CHICAGO -- Carlos Marmol is out as the Cubs' closer.
One day after Marmol entered with a 3-0 lead against the Reds and walked three of the five batters he faced in an eventual Cubs loss, manager Dale Sveum informed the erratic right-hander he would no longer get the ball in the ninth inning.
Sveum said the Cubs will use a closer-by-committee approach, with left-hander James Russell and right-hander Rafael Dolis the top two options.
"It just got to that point to where we've got to get him productive in some role," Sveum said of Marmol. "He was fine with it and understood, and hopefully we can get him going to where we give him another chance and get him going and get back in that role."
Thursday's poor outing was just the most recent in a string of them for Marmol, who has struggled with his command. The right-hander leads Chicago's pitching staff -- including starters -- with 12 walks in 8 2/3 innings. In comparison, starters Matt Garza and Jeff Samardzija have each issued 10 walks in 33 2/3 and 31 2/3 innings, respectively.
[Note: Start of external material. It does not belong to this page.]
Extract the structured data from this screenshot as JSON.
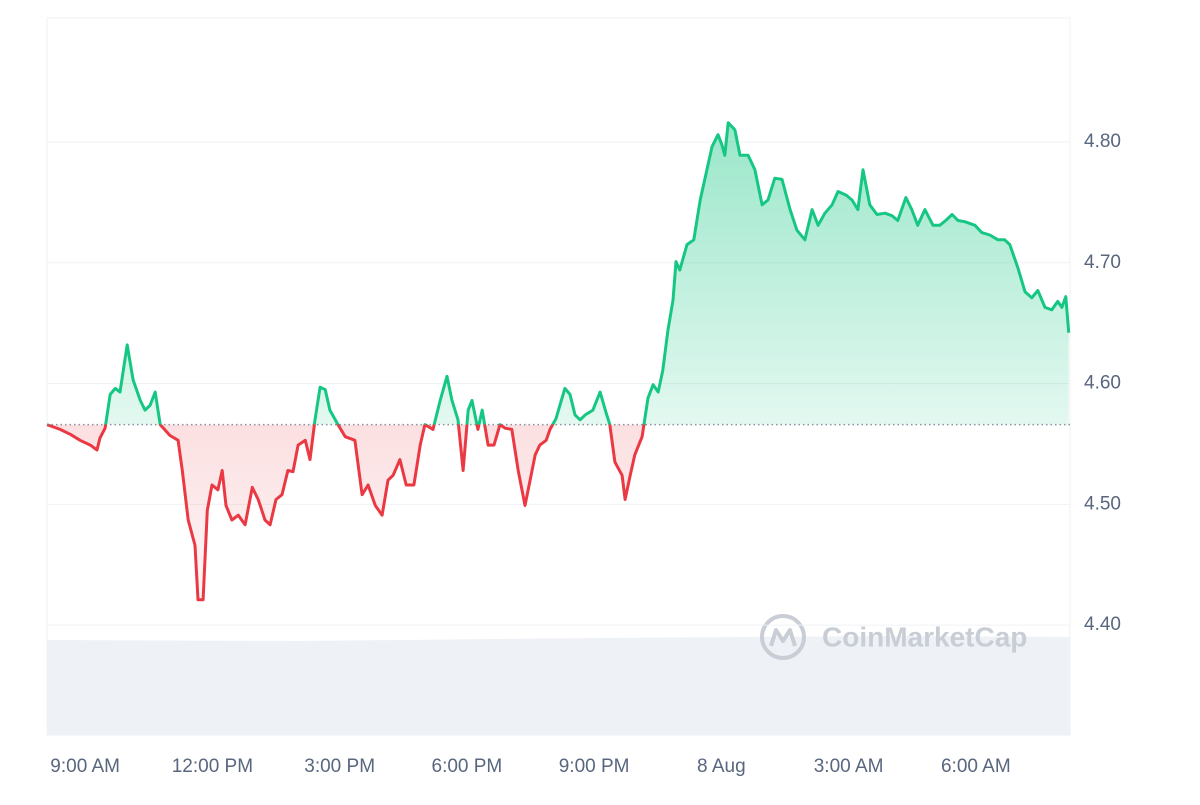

"Who knows whether it's mechanical, mental," Sveum said. "His [bullpen sessions], his side sessions are good. The game speeds up a little bit and gets pumping, [and] everything just breaks down a little bit. That's why, as much as anything, we have to make him a productive pitcher in whatever role it is for us."
Sveum said he was still unsure what that role would be. He said he told Marmol to be ready to pitch in any situation.
As far as choosing a definitive closer between Russell and Dolis, Sveum said, for now, he'll stick to whichever ninth-inning matchups work best.
Dolis, a rookie, has allowed only two earned runs in his past 8 1/3 innings as the club's primary setup man. Russell, now in his third season, has yet to allow a run in nine appearances spanning 7 2/3 innings.
"[We hope] somebody steps up and takes control of any situation or role that we give somebody, but it's not the easiest thing to do in the world, either, to get those last three outs in games," Sveum said. "We're just going to play it by ear, and whatever matchups are coming up in that ninth inning, that'll be who I'll use."
If the Cubs do, indeed, save Russell for the ninth inning, that leaves another hole in their bullpen: left-handed specialist. Russell is the only lefty in the 'pen, and Sveum acknowledged Friday he can no longer use Russell as freely in the sixth or seventh innings as he has, but said he's willing to if it's the right situation.
"There might be a situation where a team might have two, three, three out of four lefties coming up in the seventh inning," Sveum said. "We'll use Russell in that inning and we'll wing the rest of it or something."